Sito web  Facebook  Myspace

 
TRACKLIST

  1. Rising Of The Dead
  2. The Portrait Of Dorian Gray
  3. Danse Macabre
  4. Dance Of The Vampires
  5. The Room Of Shadows
  6. The Ripper
  7. After Forever
DURATA: 46:59
 

Sentire la voce di Terry Jones dall'Oltretomba? Con "The Room Of Shadows" è possibile e un brivido lungo la schiena è certo. La storica e carismatica ugola, ammutolita per sempre nel 2015 dal cancro, era dotata di un timbro caldo alla Ozzy Osbourne drogato di Folk. Essa apparteneva a quella minoranza capace di interpretare i testi alla stregua di un attore che vive il suo ruolo sul set.

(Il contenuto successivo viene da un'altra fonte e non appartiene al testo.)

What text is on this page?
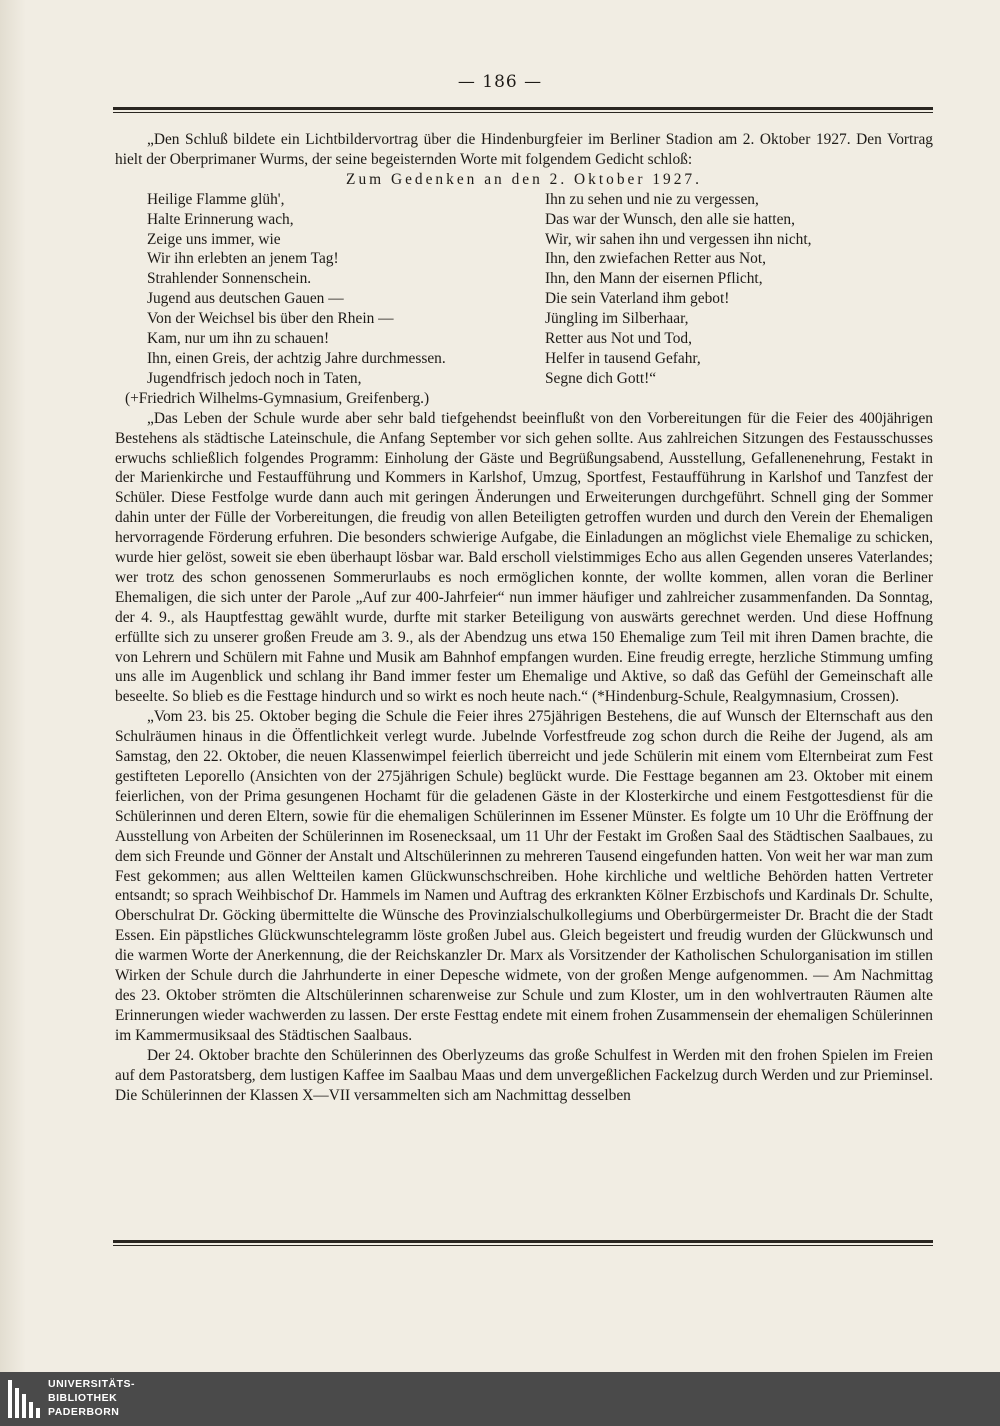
— 186 —

„Den Schluß bildete ein Lichtbildervortrag über die Hindenburgfeier im Berliner Stadion am 2. Oktober 1927. Den Vortrag hielt der Oberprimaner Wurms, der seine begeisternden Worte mit folgendem Gedicht schloß:

Zum Gedenken an den 2. Oktober 1927.
Heilige Flamme glüh',
Halte Erinnerung wach,
Zeige uns immer, wie
Wir ihn erlebten an jenem Tag!
Strahlender Sonnenschein.
Jugend aus deutschen Gauen —
Von der Weichsel bis über den Rhein —
Kam, nur um ihn zu schauen!
Ihn, einen Greis, der achtzig Jahre durchmessen.
Jugendfrisch jedoch noch in Taten,
Ihn zu sehen und nie zu vergessen,
Das war der Wunsch, den alle sie hatten,
Wir, wir sahen ihn und vergessen ihn nicht,
Ihn, den zwiefachen Retter aus Not,
Ihn, den Mann der eisernen Pflicht,
Die sein Vaterland ihm gebot!
Jüngling im Silberhaar,
Retter aus Not und Tod,
Helfer in tausend Gefahr,
Segne dich Gott!“
(+Friedrich Wilhelms-Gymnasium, Greifenberg.)

„Das Leben der Schule wurde aber sehr bald tiefgehendst beeinflußt von den Vorbereitungen für die Feier des 400jährigen Bestehens als städtische Lateinschule, die Anfang September vor sich gehen sollte. Aus zahlreichen Sitzungen des Festausschusses erwuchs schließlich folgendes Programm: Einholung der Gäste und Begrüßungsabend, Ausstellung, Gefallenenehrung, Festakt in der Marienkirche und Festaufführung und Kommers in Karlshof, Umzug, Sportfest, Festaufführung in Karlshof und Tanzfest der Schüler. Diese Festfolge wurde dann auch mit geringen Änderungen und Erweiterungen durchgeführt. Schnell ging der Sommer dahin unter der Fülle der Vorbereitungen, die freudig von allen Beteiligten getroffen wurden und durch den Verein der Ehemaligen hervorragende Förderung erfuhren. Die besonders schwierige Aufgabe, die Einladungen an möglichst viele Ehemalige zu schicken, wurde hier gelöst, soweit sie eben überhaupt lösbar war. Bald erscholl vielstimmiges Echo aus allen Gegenden unseres Vaterlandes; wer trotz des schon genossenen Sommerurlaubs es noch ermöglichen konnte, der wollte kommen, allen voran die Berliner Ehemaligen, die sich unter der Parole „Auf zur 400-Jahrfeier“ nun immer häufiger und zahlreicher zusammenfanden. Da Sonntag, der 4. 9., als Hauptfesttag gewählt wurde, durfte mit starker Beteiligung von auswärts gerechnet werden. Und diese Hoffnung erfüllte sich zu unserer großen Freude am 3. 9., als der Abendzug uns etwa 150 Ehemalige zum Teil mit ihren Damen brachte, die von Lehrern und Schülern mit Fahne und Musik am Bahnhof empfangen wurden. Eine freudig erregte, herzliche Stimmung umfing uns alle im Augenblick und schlang ihr Band immer fester um Ehemalige und Aktive, so daß das Gefühl der Gemeinschaft alle beseelte. So blieb es die Festtage hindurch und so wirkt es noch heute nach.“ (*Hindenburg-Schule, Realgymnasium, Crossen).

„Vom 23. bis 25. Oktober beging die Schule die Feier ihres 275jährigen Bestehens, die auf Wunsch der Elternschaft aus den Schulräumen hinaus in die Öffentlichkeit verlegt wurde. Jubelnde Vorfestfreude zog schon durch die Reihe der Jugend, als am Samstag, den 22. Oktober, die neuen Klassenwimpel feierlich überreicht und jede Schülerin mit einem vom Elternbeirat zum Fest gestifteten Leporello (Ansichten von der 275jährigen Schule) beglückt wurde. Die Festtage begannen am 23. Oktober mit einem feierlichen, von der Prima gesungenen Hochamt für die geladenen Gäste in der Klosterkirche und einem Festgottesdienst für die Schülerinnen und deren Eltern, sowie für die ehemaligen Schülerinnen im Essener Münster. Es folgte um 10 Uhr die Eröffnung der Ausstellung von Arbeiten der Schülerinnen im Rosenecksaal, um 11 Uhr der Festakt im Großen Saal des Städtischen Saalbaues, zu dem sich Freunde und Gönner der Anstalt und Altschülerinnen zu mehreren Tausend eingefunden hatten. Von weit her war man zum Fest gekommen; aus allen Weltteilen kamen Glückwunschschreiben. Hohe kirchliche und weltliche Behörden hatten Vertreter entsandt; so sprach Weihbischof Dr. Hammels im Namen und Auftrag des erkrankten Kölner Erzbischofs und Kardinals Dr. Schulte, Oberschulrat Dr. Göcking übermittelte die Wünsche des Provinzialschulkollegiums und Oberbürgermeister Dr. Bracht die der Stadt Essen. Ein päpstliches Glückwunschtelegramm löste großen Jubel aus. Gleich begeistert und freudig wurden der Glückwunsch und die warmen Worte der Anerkennung, die der Reichskanzler Dr. Marx als Vorsitzender der Katholischen Schulorganisation im stillen Wirken der Schule durch die Jahrhunderte in einer Depesche widmete, von der großen Menge aufgenommen. — Am Nachmittag des 23. Oktober strömten die Altschülerinnen scharenweise zur Schule und zum Kloster, um in den wohlvertrauten Räumen alte Erinnerungen wieder wachwerden zu lassen. Der erste Festtag endete mit einem frohen Zusammensein der ehemaligen Schülerinnen im Kammermusiksaal des Städtischen Saalbaus.

Der 24. Oktober brachte den Schülerinnen des Oberlyzeums das große Schulfest in Werden mit den frohen Spielen im Freien auf dem Pastoratsberg, dem lustigen Kaffee im Saalbau Maas und dem unvergeßlichen Fackelzug durch Werden und zur Prieminsel. Die Schülerinnen der Klassen X—VII versammelten sich am Nachmittag desselben

UNIVERSITÄTS-
BIBLIOTHEK
PADERBORN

"The Room Of Shadows" prendeva polvere nel cassetto dal 2014. Un bel giorno le sue piste sono state in parte registrate di fresco. Infatti, credendo a un post di Alan Jones sulla vecchia pagina Facebook del gruppo, suo padre Terry non ne sarebbe stato ancora abbastanza soddisfatto per pubblicarle allora.

E noi, come ascoltatori, possiamo esserlo? La calda voce domina gli strumenti, dando la pelle d'oca per la sua espressività. Su "The Room Of Shadows" parla però solo chi ha qualcosa da dire. Ogni strumento si esprime al massimo quando è giunto il suo turno, senza intralciare il discorso degli altri. Pathos e malinconia si alternano a melodie e a parti più decise.

Questo equilibrio ci permette di apprezzare i dettagli e le atmosfere create dal volteggio di rock progressivo e heavy metal britannici targati Anni Settanta, viziati dal tocco di Folk locale. Perché manca il doom come elemento di definizione? Lo si può sottintendere quando i Pagan Altar mettono in gioco la carta Black Sabbath. Questa scivola sul tappeto verde solo nel momento in cui può vincere la mano.

Dunque, noi ascoltatori possiamo essere soddisfatti di "The Room Of Shadows"? Sì, a condizione di essere aperti a un lavoro complicato in termini di influenze musicali e di adorare le colorite sonorità degli Anni Settanta.